Spring: Decadence and Desperation
“It was one of those March days when the sun shines hot and the wind blows cold: when it is summer in the light, and winter in the shade.” – Charles Dickens
Spring is back at Brown, and frankly, the idea of writing this column bleaches in comparison with the possibility of doing anything outside. An open window and Champions League soccer will have to suffice.
This week saw a real culinary experiment—pan-fried smelts with green olives—rewarded with a new favorite appetizer that far outweighed the smelly apartment that resulted. Smelts, for the uninformed, are beautifully silver finger-sized fishies with a clean taste, high protein/mineral-to-fat ratio and little of the nasty toxicity and environmental impact of the larger fish. They’re the sort of thing that makes you question why you ever eat salmon or tuna, since they’re cheaper and better for you. Anyway, a quick dip in flour, salt and pepper (egg is unnecessary due to the moisture of the fish) and a few minutes in olive oil on high heat produce a wonderful snack, flavored by salty, hot little olive halves eaten at the same time. Delicious, affordable, different, and highly recommended.
This week also saw the first lament of off-campus dining: no more lunch in the sun on Wriston. And thanks to the wonderful decade-long renovation of Faunce House, we can’t even drink burnt swill coffee while enduring secondhand smoke like we used to. How things change!
Some things, however, do not, and among those is the undeniable beauty and energy of Brown on warm, sunny days. We don’t know if other colleges experience the sort of awakening that this one does, but we doubt it…
While one of our halves saluted Nature’s rebirth in lip-smacking marine fashion, the other wallowed in a culinary winter of sorts.
The last remnants of leftover risotto and lentil soup had been abolished from the fridge and there was no prospect of an Eastside Marketplace supply run in the near future. Starvation loomed. Eating on Thayer St. for a week would be too injurious to the wallet, while subsisting on CLIF Bars and tap water would offend both the GI tract and what was left of a damaged sense of human dignity. Thus, a pot of Desperation Soup was devised in order to survive until the weekend re-supply.

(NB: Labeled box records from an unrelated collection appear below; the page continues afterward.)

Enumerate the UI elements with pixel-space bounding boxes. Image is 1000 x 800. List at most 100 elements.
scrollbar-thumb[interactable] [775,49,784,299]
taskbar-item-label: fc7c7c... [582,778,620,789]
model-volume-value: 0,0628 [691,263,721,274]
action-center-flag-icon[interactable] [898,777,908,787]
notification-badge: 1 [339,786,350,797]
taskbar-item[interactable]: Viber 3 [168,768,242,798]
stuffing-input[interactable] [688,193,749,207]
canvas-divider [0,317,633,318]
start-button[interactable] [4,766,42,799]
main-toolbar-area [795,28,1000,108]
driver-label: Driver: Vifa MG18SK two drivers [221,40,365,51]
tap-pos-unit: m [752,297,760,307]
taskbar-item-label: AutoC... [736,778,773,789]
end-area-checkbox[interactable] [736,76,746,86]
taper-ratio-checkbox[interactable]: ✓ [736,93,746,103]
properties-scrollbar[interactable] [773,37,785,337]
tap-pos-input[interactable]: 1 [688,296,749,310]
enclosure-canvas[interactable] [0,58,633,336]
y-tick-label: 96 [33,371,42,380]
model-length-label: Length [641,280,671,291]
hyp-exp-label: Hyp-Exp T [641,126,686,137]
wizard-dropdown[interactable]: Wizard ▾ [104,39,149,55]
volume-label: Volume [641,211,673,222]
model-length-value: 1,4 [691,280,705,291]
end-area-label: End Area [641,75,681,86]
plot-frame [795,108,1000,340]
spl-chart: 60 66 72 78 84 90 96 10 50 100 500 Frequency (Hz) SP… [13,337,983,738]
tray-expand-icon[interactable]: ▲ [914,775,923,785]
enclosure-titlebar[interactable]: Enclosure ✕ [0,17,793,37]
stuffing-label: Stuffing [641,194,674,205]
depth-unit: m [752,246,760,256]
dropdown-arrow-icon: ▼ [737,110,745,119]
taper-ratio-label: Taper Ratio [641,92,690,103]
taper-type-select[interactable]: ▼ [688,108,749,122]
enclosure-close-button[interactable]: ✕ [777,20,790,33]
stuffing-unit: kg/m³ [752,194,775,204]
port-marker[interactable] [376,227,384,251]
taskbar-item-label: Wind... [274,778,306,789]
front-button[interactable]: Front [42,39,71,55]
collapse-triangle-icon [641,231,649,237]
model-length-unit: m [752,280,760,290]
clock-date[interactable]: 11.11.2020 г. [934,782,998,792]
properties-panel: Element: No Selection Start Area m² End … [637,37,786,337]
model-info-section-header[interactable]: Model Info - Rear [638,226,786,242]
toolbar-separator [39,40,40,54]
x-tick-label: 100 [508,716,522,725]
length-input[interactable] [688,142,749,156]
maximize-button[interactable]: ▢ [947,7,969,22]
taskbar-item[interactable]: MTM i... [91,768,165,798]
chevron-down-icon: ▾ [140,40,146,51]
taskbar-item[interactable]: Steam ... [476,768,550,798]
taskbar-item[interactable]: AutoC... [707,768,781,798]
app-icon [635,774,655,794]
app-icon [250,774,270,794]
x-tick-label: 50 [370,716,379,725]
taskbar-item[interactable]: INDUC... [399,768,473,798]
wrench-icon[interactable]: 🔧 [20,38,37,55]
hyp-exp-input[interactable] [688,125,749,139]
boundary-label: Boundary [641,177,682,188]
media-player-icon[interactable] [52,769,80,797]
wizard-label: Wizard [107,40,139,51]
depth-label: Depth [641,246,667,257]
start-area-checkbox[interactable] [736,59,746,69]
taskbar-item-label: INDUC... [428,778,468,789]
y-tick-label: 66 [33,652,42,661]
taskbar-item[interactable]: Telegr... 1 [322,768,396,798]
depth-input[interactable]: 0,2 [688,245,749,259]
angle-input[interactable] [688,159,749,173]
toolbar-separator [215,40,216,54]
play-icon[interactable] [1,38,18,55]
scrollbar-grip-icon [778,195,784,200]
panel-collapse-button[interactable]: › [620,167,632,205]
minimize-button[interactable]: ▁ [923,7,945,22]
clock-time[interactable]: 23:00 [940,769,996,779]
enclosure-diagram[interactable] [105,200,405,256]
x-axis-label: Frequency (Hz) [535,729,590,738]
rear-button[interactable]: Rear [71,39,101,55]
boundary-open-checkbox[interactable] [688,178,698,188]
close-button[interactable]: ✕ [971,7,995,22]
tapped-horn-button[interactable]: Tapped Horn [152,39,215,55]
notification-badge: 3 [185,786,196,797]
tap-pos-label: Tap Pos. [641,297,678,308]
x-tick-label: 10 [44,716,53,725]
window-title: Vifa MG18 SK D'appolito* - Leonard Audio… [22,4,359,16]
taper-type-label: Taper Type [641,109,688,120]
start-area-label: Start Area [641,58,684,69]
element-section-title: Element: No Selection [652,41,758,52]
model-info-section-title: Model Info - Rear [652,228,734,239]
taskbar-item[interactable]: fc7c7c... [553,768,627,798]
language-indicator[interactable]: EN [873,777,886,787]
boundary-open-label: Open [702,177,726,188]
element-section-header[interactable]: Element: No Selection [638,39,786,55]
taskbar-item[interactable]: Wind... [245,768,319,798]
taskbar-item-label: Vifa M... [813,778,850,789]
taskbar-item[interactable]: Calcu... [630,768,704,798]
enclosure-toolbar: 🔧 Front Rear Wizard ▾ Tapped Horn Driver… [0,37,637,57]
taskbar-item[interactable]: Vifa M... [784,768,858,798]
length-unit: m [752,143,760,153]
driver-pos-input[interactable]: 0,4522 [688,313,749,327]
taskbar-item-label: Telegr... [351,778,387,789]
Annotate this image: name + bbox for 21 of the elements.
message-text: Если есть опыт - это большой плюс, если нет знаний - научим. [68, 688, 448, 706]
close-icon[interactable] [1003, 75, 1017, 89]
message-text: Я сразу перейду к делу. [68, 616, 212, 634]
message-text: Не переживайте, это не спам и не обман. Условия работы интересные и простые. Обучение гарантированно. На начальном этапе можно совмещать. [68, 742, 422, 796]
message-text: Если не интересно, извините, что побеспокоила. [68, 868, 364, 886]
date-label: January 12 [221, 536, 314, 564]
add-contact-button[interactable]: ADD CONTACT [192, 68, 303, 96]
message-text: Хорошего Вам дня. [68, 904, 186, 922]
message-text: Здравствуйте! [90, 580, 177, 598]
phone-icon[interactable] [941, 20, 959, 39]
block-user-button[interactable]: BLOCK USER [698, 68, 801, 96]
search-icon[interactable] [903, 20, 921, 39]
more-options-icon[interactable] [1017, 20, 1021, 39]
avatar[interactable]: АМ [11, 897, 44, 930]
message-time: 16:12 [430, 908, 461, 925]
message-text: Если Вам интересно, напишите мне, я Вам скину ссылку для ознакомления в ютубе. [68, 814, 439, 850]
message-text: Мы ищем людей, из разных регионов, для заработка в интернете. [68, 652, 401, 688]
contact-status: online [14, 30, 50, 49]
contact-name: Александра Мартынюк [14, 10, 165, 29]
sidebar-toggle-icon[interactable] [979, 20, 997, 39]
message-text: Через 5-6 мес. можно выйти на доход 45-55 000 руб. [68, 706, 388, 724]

Onions were sweated in extra virgin (even regular olive oil was in short supply, necessitating the use of the good stuff). In went the last scraps of a batch of celery, the dregs of a bag of carrots, a wrinkly orange pepper, and a lonely sweet potato. For good measure, some peppercorns and a cube or two of bouillon. After the vegetables browned, a lot of water was added and the whole operation was cooked down for an hour or two, with thyme and dill added sporadically. Half a can of pinto beans and a zap from a hand-blender later, and a thick starchy goop (thanks in part to the blended-in pintos—the second half of the can was added intact) resulted. In all, it reminded one of a Soviet winter, which was not surprising given its purpose (to provide baseline nutrition in the face of an acute shortage). Alongside some brown rice, however, the soup provided numerous hearty meals that were actually quite tasty, thanks to the thyme/dill tag-team (closest parallel: Randy Savage and Hulk Hogan).
Lessons learned for weathering the harsh Providence winter (and, if Glenn Beck is to be believed, surviving the cruel realities of an evil socialist regime): Keep frozen vegetables for emergencies (some frozen corn would have done wonders here). Scrounge, but don’t feel compelled to use everything (a can of tomatoes was withheld—it would have made the soup too acidic and negated the other ingredients). Spice judiciously and be patient; with enough tasting and adjusting, anything will taste good. Alternately, order pizza.
Regardless, put the paper down and get yourself outside. It’s going to rain tomorrow, and if you’re not in the sun now it might be a week before you get another chance.